The son of a prominent Houston dentist, an All-City basketball player and the academic head of his class, it would seem that Cooley had it all from the beginning. But Cooley has a different take on his success.
“I always deplore people, usually men, who claim to be self-made when they accomplish a lot,” he says. “They overlook the basic (advantages) they were given at birth: being white, male, Protestant and born into a whole, loving family. I was lucky to have this kind of head start.”
Originally enrolled in a pre-dental program, Cooley switched to pre-med after a visit to a medical student friend who was working in a San Antonio emergency room. Later, Cooley was about to take a rotating internship when a professor of surgery convinced the young medical student to take a straight surgical internship at Johns Hopkins. That’s where Cooley was stimulated to go into cardiovascular surgery.
“All of us have opportunities,” he says, “but not all of us seize those opportunities with insight.”

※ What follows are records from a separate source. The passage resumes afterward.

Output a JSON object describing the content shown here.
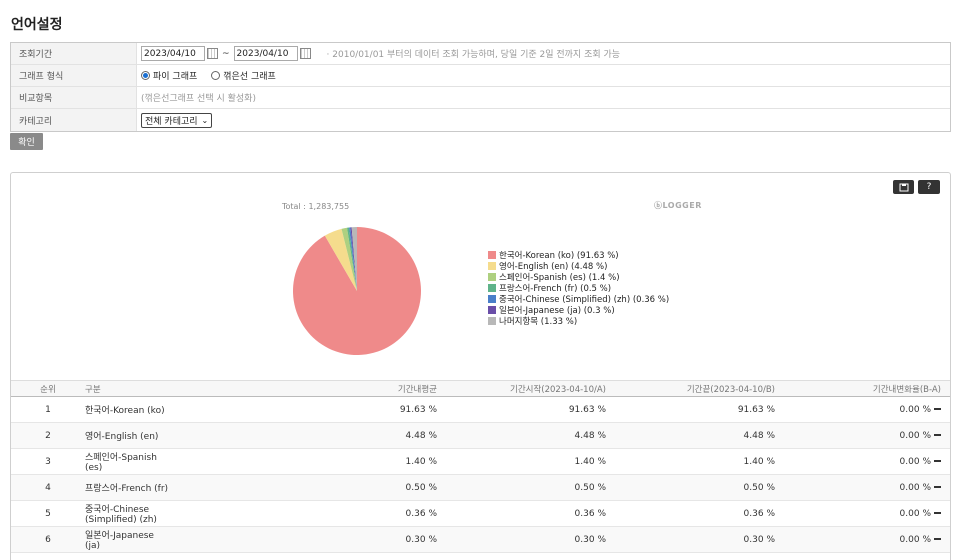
{
  "page": {
    "title": "언어설정"
  },
  "filter": {
    "period": {
      "label": "조회기간",
      "start": "2023/04/10",
      "end": "2023/04/10",
      "separator": "~",
      "hint": "· 2010/01/01 부터의 데이터 조회 가능하며, 당일 기준 2일 전까지 조회 가능"
    },
    "graph_type": {
      "label": "그래프 형식",
      "options": [
        {
          "label": "파이 그래프",
          "selected": true
        },
        {
          "label": "꺾은선 그래프",
          "selected": false
        }
      ]
    },
    "compare": {
      "label": "비교항목",
      "hint": "(꺾은선그래프 선택 시 활성화)"
    },
    "category": {
      "label": "카테고리",
      "value": "전체 카테고리"
    }
  },
  "confirm_label": "확인",
  "chart_toolbar": {
    "save_icon": "save-icon",
    "help_label": "?"
  },
  "logo_text": "ⓑLOGGER",
  "chart_data": {
    "type": "pie",
    "total_label": "Total : 1,283,755",
    "slices": [
      {
        "label": "한국어-Korean (ko)  (91.63 %)",
        "value": 91.63,
        "color": "#ef8a8a"
      },
      {
        "label": "영어-English (en)  (4.48 %)",
        "value": 4.48,
        "color": "#f5dc8d"
      },
      {
        "label": "스페인어-Spanish (es)  (1.4 %)",
        "value": 1.4,
        "color": "#aed080"
      },
      {
        "label": "프랑스어-French (fr)  (0.5 %)",
        "value": 0.5,
        "color": "#5fb38a"
      },
      {
        "label": "중국어-Chinese (Simplified) (zh)  (0.36 %)",
        "value": 0.36,
        "color": "#4a7fc9"
      },
      {
        "label": "일본어-Japanese (ja)  (0.3 %)",
        "value": 0.3,
        "color": "#6a4ea8"
      },
      {
        "label": "나머지항목  (1.33 %)",
        "value": 1.33,
        "color": "#b8b8b8"
      }
    ]
  },
  "table": {
    "headers": [
      "순위",
      "구분",
      "기간내평균",
      "기간시작(2023-04-10/A)",
      "기간끝(2023-04-10/B)",
      "기간내변화율(B-A)"
    ],
    "rows": [
      [
        "1",
        "한국어-Korean (ko)",
        "91.63 %",
        "91.63 %",
        "91.63 %",
        "0.00 %"
      ],
      [
        "2",
        "영어-English (en)",
        "4.48 %",
        "4.48 %",
        "4.48 %",
        "0.00 %"
      ],
      [
        "3",
        "스페인어-Spanish (es)",
        "1.40 %",
        "1.40 %",
        "1.40 %",
        "0.00 %"
      ],
      [
        "4",
        "프랑스어-French (fr)",
        "0.50 %",
        "0.50 %",
        "0.50 %",
        "0.00 %"
      ],
      [
        "5",
        "중국어-Chinese (Simplified) (zh)",
        "0.36 %",
        "0.36 %",
        "0.36 %",
        "0.00 %"
      ],
      [
        "6",
        "일본어-Japanese (ja)",
        "0.30 %",
        "0.30 %",
        "0.30 %",
        "0.00 %"
      ]
    ]
  }
}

Given the chance to participate with Dr. Alfred Blalock in the first “blue baby” operation as an intern, Cooley seized the opportunity. Twelve months later, he was Blalock’s first assistant on the heart team and then coordinator of the new cardiac service. Cardiovascular surgery was at the cutting edge in the 1940s and 50s, and Cooley was there at the outset. In an era of cardiac exploration and discovery, Cooley pushed the limits.
“There was an obligation on my part to test new ideas,” he says. “Of course, I had the protection of an institute here at the medical center. The individual practitioner would be so vulnerable that he could not take those risks. But working here, I felt I was somewhat insulated from the critics.”
And Cooley certainly had critics, especially in 1969. That’s when he first implanted a highly tested but FDA-unapproved artificial heart in a patient, Haskell Karp, who was dying of advanced cardiovascular disease while waiting for a heart transplant.
The artificial heart had limited success and Karp died. His widow brought a suit against Cooley, alleging, among other things, that Karp did not understand what was being proposed to him and thus did not give a knowing consent. In the case that followed (Karp v. Cooley), the court found that the entire procedure had been explained to Karp, and a detailed consent form had been signed that described the procedure, its experimental nature and its great risks. The case remains a landmark example of informed consent in health law.
According to Cooley, taking risks means having the courage to fail.
“A child learning to walk sometimes falls,” says Cooley, “but he has the courage to get up again. We often lose that courage as we get older. One starts a family. Numerous obligations and all sorts of controls are put on you. So you become more cautious as you go along. Some of us try to ignore these concerns and maintain a determination to proceed to a new level.”
An avid lifelong golfer, Cooley last year sank his first hole in one. It was on a 165-yard par three hole, made in the presence of 11 chiefs of surgery from the major American medical institutions.
At 81 years of age, Cooley is still ready to take it to the next level.